Figure 6. PACA as a covalent activator for PPAR-γ. (A) Docking of OXO-PACA to PPAR-γ LBD. OXO-PACA was docked to PPAR-γ LBD (PDB:) by Autodock vina. (B) Amino acid residues for recognizing OXO-PACA. Hydrogen bonds are shown in green, whereas pi-alkyl interactions are shown in pink. (C) Luciferase assay for PPAR-γ activation.

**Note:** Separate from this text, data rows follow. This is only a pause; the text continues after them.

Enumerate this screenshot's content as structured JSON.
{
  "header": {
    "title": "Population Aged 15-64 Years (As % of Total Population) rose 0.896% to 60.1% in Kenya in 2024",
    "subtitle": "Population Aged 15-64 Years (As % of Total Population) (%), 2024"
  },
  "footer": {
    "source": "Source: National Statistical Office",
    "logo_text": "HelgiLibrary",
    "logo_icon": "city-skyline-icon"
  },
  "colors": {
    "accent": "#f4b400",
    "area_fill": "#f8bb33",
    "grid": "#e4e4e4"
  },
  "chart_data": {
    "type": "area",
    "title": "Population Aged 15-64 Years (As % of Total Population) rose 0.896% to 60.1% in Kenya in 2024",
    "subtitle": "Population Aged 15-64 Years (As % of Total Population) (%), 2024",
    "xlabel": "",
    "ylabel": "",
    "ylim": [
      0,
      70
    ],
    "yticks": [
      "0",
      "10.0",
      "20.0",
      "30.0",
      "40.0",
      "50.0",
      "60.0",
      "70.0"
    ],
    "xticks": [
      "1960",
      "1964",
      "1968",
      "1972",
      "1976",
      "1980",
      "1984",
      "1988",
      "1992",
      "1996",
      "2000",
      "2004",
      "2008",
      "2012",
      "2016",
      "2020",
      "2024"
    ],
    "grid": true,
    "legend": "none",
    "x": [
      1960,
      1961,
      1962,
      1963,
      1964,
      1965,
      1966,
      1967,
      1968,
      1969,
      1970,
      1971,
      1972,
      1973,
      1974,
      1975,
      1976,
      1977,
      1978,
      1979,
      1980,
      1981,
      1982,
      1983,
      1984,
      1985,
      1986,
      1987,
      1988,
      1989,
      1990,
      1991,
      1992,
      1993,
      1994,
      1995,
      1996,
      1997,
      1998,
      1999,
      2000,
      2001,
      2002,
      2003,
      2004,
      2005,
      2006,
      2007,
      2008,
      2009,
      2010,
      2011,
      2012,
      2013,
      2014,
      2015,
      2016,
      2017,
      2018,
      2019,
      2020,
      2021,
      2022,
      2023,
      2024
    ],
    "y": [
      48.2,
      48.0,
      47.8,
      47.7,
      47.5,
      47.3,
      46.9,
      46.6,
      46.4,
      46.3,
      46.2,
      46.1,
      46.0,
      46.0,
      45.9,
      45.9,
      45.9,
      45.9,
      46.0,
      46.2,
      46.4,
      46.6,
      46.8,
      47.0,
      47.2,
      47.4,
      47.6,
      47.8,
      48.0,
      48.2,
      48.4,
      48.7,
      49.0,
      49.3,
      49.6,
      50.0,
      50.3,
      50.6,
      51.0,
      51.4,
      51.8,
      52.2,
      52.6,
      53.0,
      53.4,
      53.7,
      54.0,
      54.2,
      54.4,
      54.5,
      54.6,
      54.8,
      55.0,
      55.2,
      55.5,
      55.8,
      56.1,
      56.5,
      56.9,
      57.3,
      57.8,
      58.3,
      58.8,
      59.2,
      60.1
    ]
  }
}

RAW264.7 macrophages were transiently transfected with PPRE-X3-TK luciferase and pRL control using Effectene transfection reagent from Qiagen. Transfected macrophages were treated with PACA for 24 h. Luciferase activities were measured using the Dual-Luciferase reporter assay system. Data were expressed as mean ± SD (n = 5). * p<0.05, **, p<0.01 (PACA+LPS vs LPS alone). (D–F) PPAR-γ dependence in PACA-regulated expression of macrophages biomarkers. RAW264.7 cells were pretreated with 10 μM GW9662 for 1 h, treated with 50 μM PACA for 2 h, and stimulated with 1 μg/mL LPS for another 24 h. iNOS and Arg1 were determined by Western blotting analysis. The blots were quantified by a densitometric method. The mRNAs for M2a biomarkers (Ym-1 and FZZ1) and M1 biomarker (IL-1β) were determined by qRT-PCR. n = 3, * p<0.05, **, p<0.01, ***, p<0.01 (PACA+LPS vs LPS alone). &, p<0.05, &&, p<0.01, &&&, p<0.001 (PACA+LPS vs LPS +PACA+GW9662).